Schmerzhafte diabetische periphere Neuropathie: Langfristige Schmerzreduktion

Eine epidurale Rückenmarkstimulation reduziert bei Patienten mit schmerzhafter diabetischer peripherer Neuropathie die chronischen Schmerzen in den Beinen bis zu 5 Jahre nach Beginn der Behandlung. Dies zeigt eine Studie aus den Niederlanden.

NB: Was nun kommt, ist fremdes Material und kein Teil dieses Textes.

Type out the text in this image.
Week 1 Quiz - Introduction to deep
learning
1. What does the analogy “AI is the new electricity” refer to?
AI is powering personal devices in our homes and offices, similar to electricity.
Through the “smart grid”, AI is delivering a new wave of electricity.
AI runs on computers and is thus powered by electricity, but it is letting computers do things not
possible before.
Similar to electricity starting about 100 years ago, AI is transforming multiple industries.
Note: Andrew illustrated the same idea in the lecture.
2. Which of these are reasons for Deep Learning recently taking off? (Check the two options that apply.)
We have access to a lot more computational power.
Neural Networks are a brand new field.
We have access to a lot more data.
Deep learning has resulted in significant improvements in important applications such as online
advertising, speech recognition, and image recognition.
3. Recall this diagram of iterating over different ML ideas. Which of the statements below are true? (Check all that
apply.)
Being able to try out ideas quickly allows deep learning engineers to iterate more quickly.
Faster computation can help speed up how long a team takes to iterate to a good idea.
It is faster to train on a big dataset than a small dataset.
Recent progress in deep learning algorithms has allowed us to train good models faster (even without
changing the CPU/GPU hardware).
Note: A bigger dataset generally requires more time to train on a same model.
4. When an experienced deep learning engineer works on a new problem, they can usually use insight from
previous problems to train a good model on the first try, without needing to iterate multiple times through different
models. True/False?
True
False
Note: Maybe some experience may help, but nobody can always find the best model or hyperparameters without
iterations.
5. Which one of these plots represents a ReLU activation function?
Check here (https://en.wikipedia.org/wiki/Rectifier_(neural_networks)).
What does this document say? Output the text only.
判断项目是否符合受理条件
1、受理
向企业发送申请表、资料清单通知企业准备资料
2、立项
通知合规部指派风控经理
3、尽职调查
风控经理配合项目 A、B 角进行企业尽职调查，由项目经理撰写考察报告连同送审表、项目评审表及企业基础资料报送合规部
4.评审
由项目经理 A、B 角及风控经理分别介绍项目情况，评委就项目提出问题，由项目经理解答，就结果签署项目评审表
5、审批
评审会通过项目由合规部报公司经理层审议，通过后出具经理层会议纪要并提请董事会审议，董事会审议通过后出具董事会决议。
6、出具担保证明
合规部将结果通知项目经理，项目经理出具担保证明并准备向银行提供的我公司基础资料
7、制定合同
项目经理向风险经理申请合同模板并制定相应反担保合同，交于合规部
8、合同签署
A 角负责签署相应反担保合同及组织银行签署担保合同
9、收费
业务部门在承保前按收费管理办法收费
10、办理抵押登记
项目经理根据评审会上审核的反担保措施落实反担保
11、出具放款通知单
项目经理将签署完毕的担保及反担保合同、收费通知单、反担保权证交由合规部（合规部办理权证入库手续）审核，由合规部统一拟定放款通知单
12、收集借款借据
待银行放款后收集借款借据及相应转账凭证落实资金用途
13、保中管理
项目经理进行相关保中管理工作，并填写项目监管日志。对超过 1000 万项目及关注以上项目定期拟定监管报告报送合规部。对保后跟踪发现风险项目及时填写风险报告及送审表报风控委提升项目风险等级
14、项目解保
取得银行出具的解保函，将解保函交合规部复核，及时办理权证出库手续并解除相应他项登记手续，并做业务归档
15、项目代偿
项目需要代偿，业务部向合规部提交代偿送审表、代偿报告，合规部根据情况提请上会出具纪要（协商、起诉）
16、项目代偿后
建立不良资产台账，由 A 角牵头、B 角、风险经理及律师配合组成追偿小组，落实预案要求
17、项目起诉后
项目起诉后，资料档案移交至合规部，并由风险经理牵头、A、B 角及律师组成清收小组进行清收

Insgesamt 80 % der Patienten verwendeten das Stimulationsgerät nach den 5 Jahren noch. Außerdem erwies sich der Schweregrad der Neuropathie als assoziiert mit einem höheren Risiko für ein Therapieversagen in den 5 Jahren Nachbeobachtung, wie die Autoren berichten.

An der prospektiven, multizentrischen, klinischen Studie an 2 Zentren nahmen 48 Patienten mit schmerzhafter diabetischer peripherer Neuropathie teil. Nach 5 Jahren war bei 55 % der Patienten Therapieerfolg zu beobachten (Reduktion des Numerical Rating Scale [NRS]-Score um 50 % oder Signifikanz der Patient‘s Global Impression of Change [PGIC]). Median führten die Patienten die Stimulationsbehandlung 60 Monate lang durch – minimal 1 Monat, maximal 60 Monate.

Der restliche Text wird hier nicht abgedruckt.